Passos N.216, Agosto 2019

Espaços humanos vivos

O ponto de partida, desta vez, é um documento publicado há algumas semanas. Chama-se “A liberdade religiosa para o bem de todos”, que é o fruto de mais de quatro anos de trabalho de uma comissão de teólogos do mundo todo. Não se trata de um texto só para especialistas, ao contrário. É sobretudo uma grande ajuda para recolocar nos trilhos muitos fatores decisivos, no caos em que vivemos imersos.
O motivo é simples: é só na relação com um significado que encontramos a bússola capaz de orientar a nossa vida. Sem isso, ficamos entregues à confusão. E só se esse significado tiver um rosto que transcenda o que vemos e tocamos, se for de algum modo Deus – qualquer que seja o seu nome – é que tudo pode voltar a tomar a forma adequada.
Vale para a vida social, onde apenas uma liberdade religiosa bem entendida e também bem custodiada permite recolocar em seu devido lugar a Deus e a César, religião e política, sem instrumentalizações recíprocas que na história já mostraram todos os seus limites dramáticos e hoje correm o risco contínuo de serem repropostas.
Mas vale também para a nossa vida pessoal, porque é na ligação reconhecida e acolhida com o Mistério que cada coisa se coloca onde deve estar, é redimensionada – o que não quer dizer reduzida – mas sobretudo reconduzida à sua justa dimensão, sem aqueles atrasos quotidianos que nos levam a esperar a satisfação, a realização dos nossos desejos, às vezes até a salvação, de coisas particulares: da família, do trabalho, dos amigos, da própria política... Coisas importantíssimas, mas pequenas demais para responder ao nosso coração se separadas do seu Destino último, até quando correm como nós as pensamos.
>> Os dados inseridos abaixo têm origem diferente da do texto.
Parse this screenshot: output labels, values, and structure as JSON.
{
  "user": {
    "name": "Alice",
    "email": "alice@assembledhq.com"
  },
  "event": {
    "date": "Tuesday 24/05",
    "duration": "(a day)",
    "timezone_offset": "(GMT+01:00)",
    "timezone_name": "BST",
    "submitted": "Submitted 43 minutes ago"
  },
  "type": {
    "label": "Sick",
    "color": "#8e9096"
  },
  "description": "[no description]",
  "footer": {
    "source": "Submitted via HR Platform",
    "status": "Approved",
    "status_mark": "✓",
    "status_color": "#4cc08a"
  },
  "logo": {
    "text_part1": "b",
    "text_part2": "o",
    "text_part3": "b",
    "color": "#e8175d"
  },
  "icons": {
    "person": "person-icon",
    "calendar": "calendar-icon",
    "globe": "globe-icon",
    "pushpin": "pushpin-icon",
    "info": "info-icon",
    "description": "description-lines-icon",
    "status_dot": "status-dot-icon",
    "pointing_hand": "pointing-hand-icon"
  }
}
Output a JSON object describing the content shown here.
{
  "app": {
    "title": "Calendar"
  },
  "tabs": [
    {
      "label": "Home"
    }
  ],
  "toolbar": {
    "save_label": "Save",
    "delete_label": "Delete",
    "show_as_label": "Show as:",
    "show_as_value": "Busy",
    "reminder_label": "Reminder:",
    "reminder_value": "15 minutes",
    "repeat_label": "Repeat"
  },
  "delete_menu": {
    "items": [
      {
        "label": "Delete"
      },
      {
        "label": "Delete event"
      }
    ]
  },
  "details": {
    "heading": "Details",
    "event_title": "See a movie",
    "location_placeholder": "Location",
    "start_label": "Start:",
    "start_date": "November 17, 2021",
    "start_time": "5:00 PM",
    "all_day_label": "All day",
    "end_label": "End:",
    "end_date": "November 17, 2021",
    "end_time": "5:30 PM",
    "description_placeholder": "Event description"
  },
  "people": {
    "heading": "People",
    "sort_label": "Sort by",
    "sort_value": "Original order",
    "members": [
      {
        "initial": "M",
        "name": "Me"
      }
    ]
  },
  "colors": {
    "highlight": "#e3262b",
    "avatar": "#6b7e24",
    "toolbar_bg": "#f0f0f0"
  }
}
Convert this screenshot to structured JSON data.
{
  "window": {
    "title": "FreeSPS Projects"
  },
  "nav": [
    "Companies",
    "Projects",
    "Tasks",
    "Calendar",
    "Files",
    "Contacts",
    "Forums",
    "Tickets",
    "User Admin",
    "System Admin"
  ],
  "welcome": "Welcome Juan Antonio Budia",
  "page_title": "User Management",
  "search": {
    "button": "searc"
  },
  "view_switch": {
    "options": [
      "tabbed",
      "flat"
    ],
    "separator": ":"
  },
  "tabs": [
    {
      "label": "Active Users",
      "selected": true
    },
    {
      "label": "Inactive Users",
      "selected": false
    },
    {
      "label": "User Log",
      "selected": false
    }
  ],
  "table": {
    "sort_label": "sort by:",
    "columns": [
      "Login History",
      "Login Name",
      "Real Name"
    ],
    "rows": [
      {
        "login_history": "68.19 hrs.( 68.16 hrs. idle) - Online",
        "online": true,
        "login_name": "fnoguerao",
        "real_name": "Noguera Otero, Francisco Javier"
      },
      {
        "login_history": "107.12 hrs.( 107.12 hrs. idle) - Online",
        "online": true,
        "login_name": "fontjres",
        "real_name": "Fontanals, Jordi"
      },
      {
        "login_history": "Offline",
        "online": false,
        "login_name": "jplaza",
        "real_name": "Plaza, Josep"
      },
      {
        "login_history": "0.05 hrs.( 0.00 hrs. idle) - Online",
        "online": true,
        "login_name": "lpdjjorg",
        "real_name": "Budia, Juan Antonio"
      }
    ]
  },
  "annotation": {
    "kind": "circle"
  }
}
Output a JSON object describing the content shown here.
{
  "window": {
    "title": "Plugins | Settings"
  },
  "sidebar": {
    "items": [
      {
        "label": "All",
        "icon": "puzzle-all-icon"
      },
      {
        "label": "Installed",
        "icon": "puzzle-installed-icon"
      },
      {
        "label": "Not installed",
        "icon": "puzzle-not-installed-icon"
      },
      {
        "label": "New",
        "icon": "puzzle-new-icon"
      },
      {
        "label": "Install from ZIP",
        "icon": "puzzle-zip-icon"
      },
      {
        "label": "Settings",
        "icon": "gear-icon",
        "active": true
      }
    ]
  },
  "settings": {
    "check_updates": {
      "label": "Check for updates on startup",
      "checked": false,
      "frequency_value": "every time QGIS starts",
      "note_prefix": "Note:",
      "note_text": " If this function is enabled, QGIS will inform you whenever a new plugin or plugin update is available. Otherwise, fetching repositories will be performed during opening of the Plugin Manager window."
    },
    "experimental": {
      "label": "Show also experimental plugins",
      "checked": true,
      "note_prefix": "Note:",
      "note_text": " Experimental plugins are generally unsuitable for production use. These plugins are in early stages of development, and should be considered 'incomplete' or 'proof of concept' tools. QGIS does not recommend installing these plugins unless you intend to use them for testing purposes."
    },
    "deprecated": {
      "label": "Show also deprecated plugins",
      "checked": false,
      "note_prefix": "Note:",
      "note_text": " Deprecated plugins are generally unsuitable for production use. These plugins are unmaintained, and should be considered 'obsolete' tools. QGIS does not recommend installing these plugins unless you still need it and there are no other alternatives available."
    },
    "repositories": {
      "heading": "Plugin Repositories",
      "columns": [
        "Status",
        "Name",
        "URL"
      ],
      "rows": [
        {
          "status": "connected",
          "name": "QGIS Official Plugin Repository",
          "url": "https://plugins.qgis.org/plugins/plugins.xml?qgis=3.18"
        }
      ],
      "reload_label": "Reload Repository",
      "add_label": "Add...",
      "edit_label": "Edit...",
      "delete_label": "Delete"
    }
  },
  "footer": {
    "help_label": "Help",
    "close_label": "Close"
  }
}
Imaginemos então quando isso não acontece.

Por isso, para que o homem não seja “condenado ao sem sentido e ao desespero” – como observa o teólogo Javier Prades no diálogo que se encontra mais adiante –, é que é necessária a existência de “espaços humanos vivos onde se possa narrar a experiência do sentido do nascer, do viver, do trabalhar, do amar, do morrer”. É um bem para todos.
É na relação com um Outro que o nosso eu encontra consistência, que a nossa humanidade floresce. Ou refloresce continuamente. Nós veremos isso no próximo Meeting de Rímini, que nos aguarda de 18 a 24 de agosto. O título desta edição foi tomado da célebre poesia de Karol Wojtyla sobre Verônica: “O teu nome nasceu daquilo que teus olhos fixavam”.
Mas enquanto isso, é o fio condutor desta Passos. Um fio que reaparece também nos “Percursos”: a partir do esplêndido testemunho do pe. Pigi Bernareggi. Boa leitura!